The study of the primary photoprocesses in photosystem I of chloroplasts. Recombination luminescence, chlorophyll triplet state and triplet-triplet annihilation.

The dependence of the delayed luminescence of Photosystem I on the state of the reaction centers has been studied. Light flash induces a charge separation in the centers: P-700-P-430 hv in equilibrium P-700+-P-430-. Dark recombination of charges is accompanied by the recombination luminescence with tau1/2 congruent to 20ms. If the centers are in the P-700-P-430- state or if P-430 is inactivated by heat, then flashing of Photosystem I generates the triplet state chlorophyll with tau1/2 congruent to 0.5 ms. The triplet state has been measured by the delayed fluorescence of chlorophyll at 20 degrees C and 77 degrees K and by the chlorophyll phosphorescence at 77 degrees K. The delayed fluorescence at 20 degrees C arises from the thermal activation of the triplet state up to the excited singlet level of chlorophyll and at 77 degrees K it is due to triplet-triplet annihilation.
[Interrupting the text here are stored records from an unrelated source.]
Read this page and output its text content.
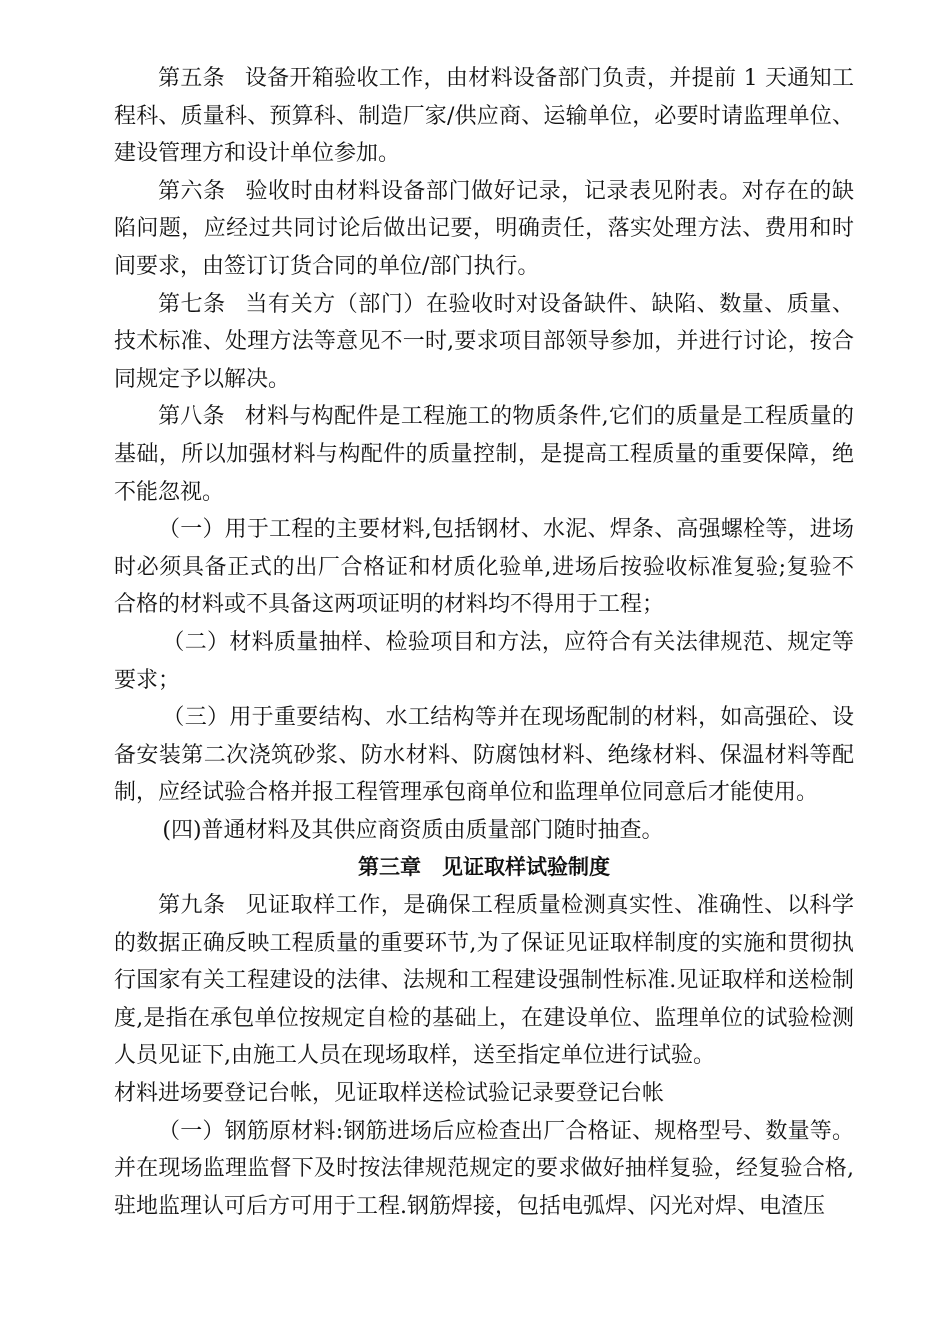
第五条 设备开箱验收工作，由材料设备部门负责，并提前 1 天通知工程科、质量科、预算科、制造厂家/供应商、运输单位，必要时请监理单位、建设管理方和设计单位参加。

第六条 验收时由材料设备部门做好记录，记录表见附表。对存在的缺陷问题，应经过共同讨论后做出记要，明确责任，落实处理方法、费用和时间要求，由签订订货合同的单位/部门执行。

第七条 当有关方（部门）在验收时对设备缺件、缺陷、数量、质量、技术标准、处理方法等意见不一时,要求项目部领导参加，并进行讨论，按合同规定予以解决。

第八条 材料与构配件是工程施工的物质条件,它们的质量是工程质量的基础，所以加强材料与构配件的质量控制，是提高工程质量的重要保障，绝不能忽视。

（一）用于工程的主要材料,包括钢材、水泥、焊条、高强螺栓等，进场时必须具备正式的出厂合格证和材质化验单,进场后按验收标准复验;复验不合格的材料或不具备这两项证明的材料均不得用于工程；

（二）材料质量抽样、检验项目和方法，应符合有关法律规范、规定等要求；

（三）用于重要结构、水工结构等并在现场配制的材料，如高强砼、设备安装第二次浇筑砂浆、防水材料、防腐蚀材料、绝缘材料、保温材料等配制，应经试验合格并报工程管理承包商单位和监理单位同意后才能使用。

(四)普通材料及其供应商资质由质量部门随时抽查。

第三章　见证取样试验制度

第九条 见证取样工作，是确保工程质量检测真实性、准确性、以科学的数据正确反映工程质量的重要环节,为了保证见证取样制度的实施和贯彻执行国家有关工程建设的法律、法规和工程建设强制性标准.见证取样和送检制度,是指在承包单位按规定自检的基础上，在建设单位、监理单位的试验检测人员见证下,由施工人员在现场取样，送至指定单位进行试验。

材料进场要登记台帐，见证取样送检试验记录要登记台帐

（一）钢筋原材料:钢筋进场后应检查出厂合格证、规格型号、数量等。并在现场监理监督下及时按法律规范规定的要求做好抽样复验，经复验合格,驻地监理认可后方可用于工程.钢筋焊接，包括电弧焊、闪光对焊、电渣压
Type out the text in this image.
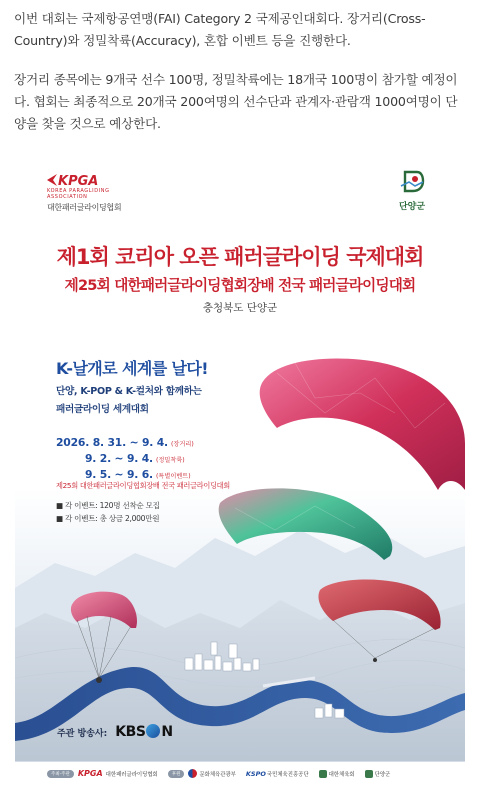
이번 대회는 국제항공연맹(FAI) Category 2 국제공인대회다. 장거리(Cross-Country)와 정밀착륙(Accuracy), 혼합 이벤트 등을 진행한다.

장거리 종목에는 9개국 선수 100명, 정밀착륙에는 18개국 100명이 참가할 예정이다. 협회는 최종적으로 20개국 200여명의 선수단과 관계자·관람객 1000여명이 단양을 찾을 것으로 예상한다.

KPGA
KOREA PARAGLIDING ASSOCIATION
대한패러글라이딩협회	단양군
제1회 코리아 오픈 패러글라이딩 국제대회
제25회 대한패러글라이딩협회장배 전국 패러글라이딩대회
충청북도 단양군
K-날개로 세계를 날다!
단양, K-POP & K-컬처와 함께하는
패러글라이딩 세계대회
2026. 8. 31. ~ 9. 4. (장거리)
9. 2. ~ 9. 4. (정밀착륙)
9. 5. ~ 9. 6. (특별이벤트)
제25회 대한패러글라이딩협회장배 전국 패러글라이딩대회
■ 각 이벤트: 120명 선착순 모집
■ 각 이벤트: 총 상금 2,000만원
주관 방송사: KBS N
주최·주관	KPGA 대한패러글라이딩협회	후원	문화체육관광부 KSPO 국민체육진흥공단	대한체육회	단양군
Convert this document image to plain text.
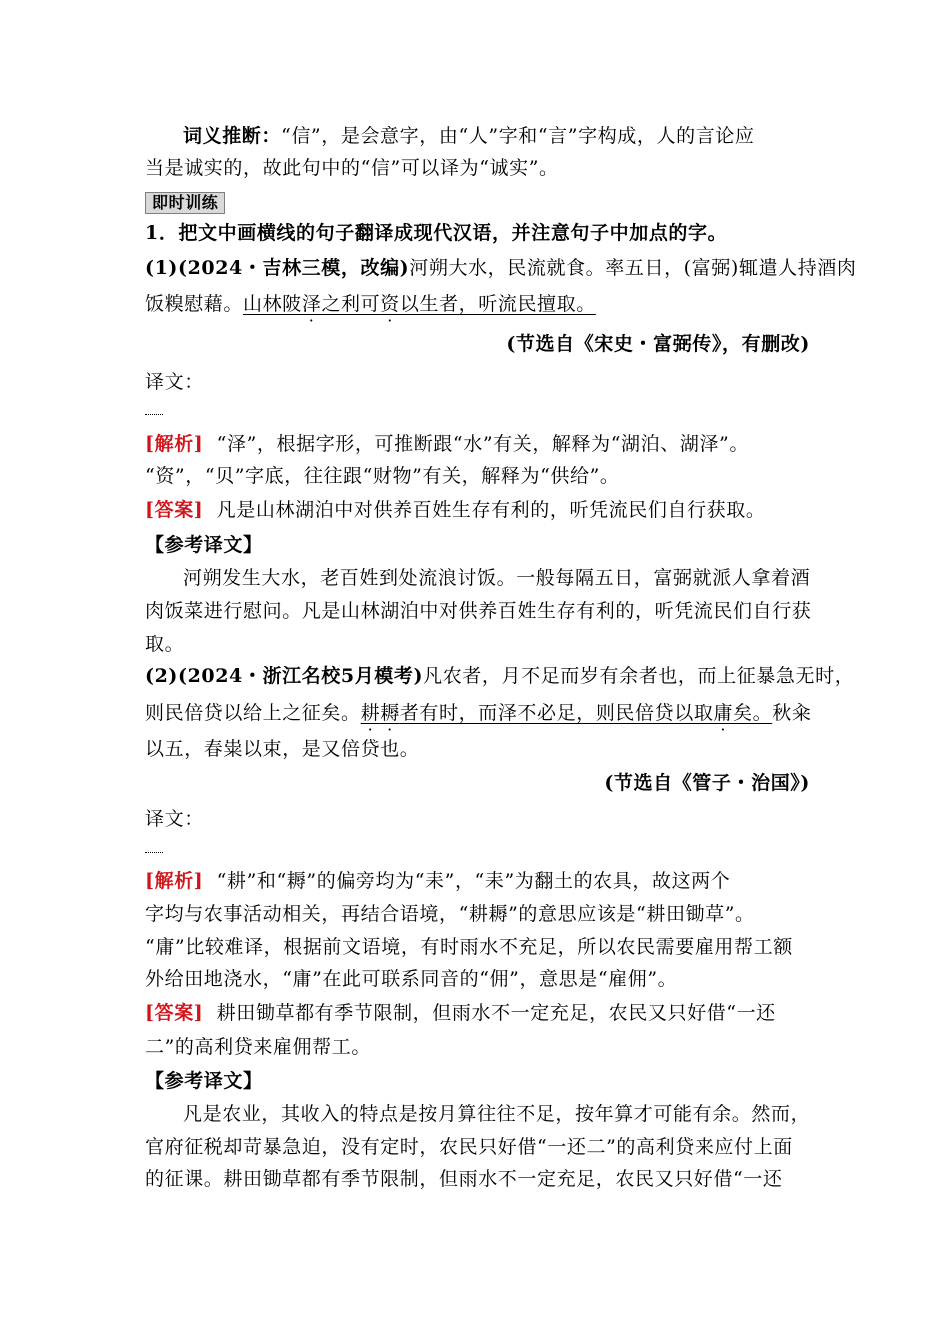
词义推断：“信”，是会意字，由“人”字和“言”字构成，人的言论应
当是诚实的，故此句中的“信”可以译为“诚实”。
即时训练
1．把文中画横线的句子翻译成现代汉语，并注意句子中加点的字。
(1)(2024・吉林三模，改编)河朔大水，民流就食。率五日，(富弼)辄遣人持酒肉
饭糗慰藉。山林陂泽之利可资以生者，听流民擅取。
(节选自《宋史・富弼传》，有删改)
译文：
[解析] “泽”，根据字形，可推断跟“水”有关，解释为“湖泊、湖泽”。
“资”，“贝”字底，往往跟“财物”有关，解释为“供给”。
[答案] 凡是山林湖泊中对供养百姓生存有利的，听凭流民们自行获取。
【参考译文】
河朔发生大水，老百姓到处流浪讨饭。一般每隔五日，富弼就派人拿着酒
肉饭菜进行慰问。凡是山林湖泊中对供养百姓生存有利的，听凭流民们自行获
取。
(2)(2024・浙江名校5月模考)凡农者，月不足而岁有余者也，而上征暴急无时，
则民倍贷以给上之征矣。耕耨者有时，而泽不必足，则民倍贷以取庸矣。秋籴
以五，春粜以束，是又倍贷也。
(节选自《管子・治国》)
译文：
[解析] “耕”和“耨”的偏旁均为“耒”，“耒”为翻土的农具，故这两个
字均与农事活动相关，再结合语境，“耕耨”的意思应该是“耕田锄草”。
“庸”比较难译，根据前文语境，有时雨水不充足，所以农民需要雇用帮工额
外给田地浇水，“庸”在此可联系同音的“佣”，意思是“雇佣”。
[答案] 耕田锄草都有季节限制，但雨水不一定充足，农民又只好借“一还
二”的高利贷来雇佣帮工。
【参考译文】
凡是农业，其收入的特点是按月算往往不足，按年算才可能有余。然而，
官府征税却苛暴急迫，没有定时，农民只好借“一还二”的高利贷来应付上面
的征课。耕田锄草都有季节限制，但雨水不一定充足，农民又只好借“一还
The quantum yield of the triplet formation, estimated by a comparison of the light saturation curves of delayed fluorescence at 20 degrees C and of P-700 photooxidation under the same experimental (optical) conditions, is approximately 0.9 of the P-700+ yield. Only one triplet of chlorophyll can be generated per P-700. Under heat inactivation of P-430 the triplet formation is not observed when P-700 is oxidized. It is assumed that the triplet-triplet annihilation at 77 degrees K is related with the strong interaction between the chlorophyll molecules in the pigment complex of Photosystem I. The possibility of a triplet participation in the primary processes of photosynthesis is discussed.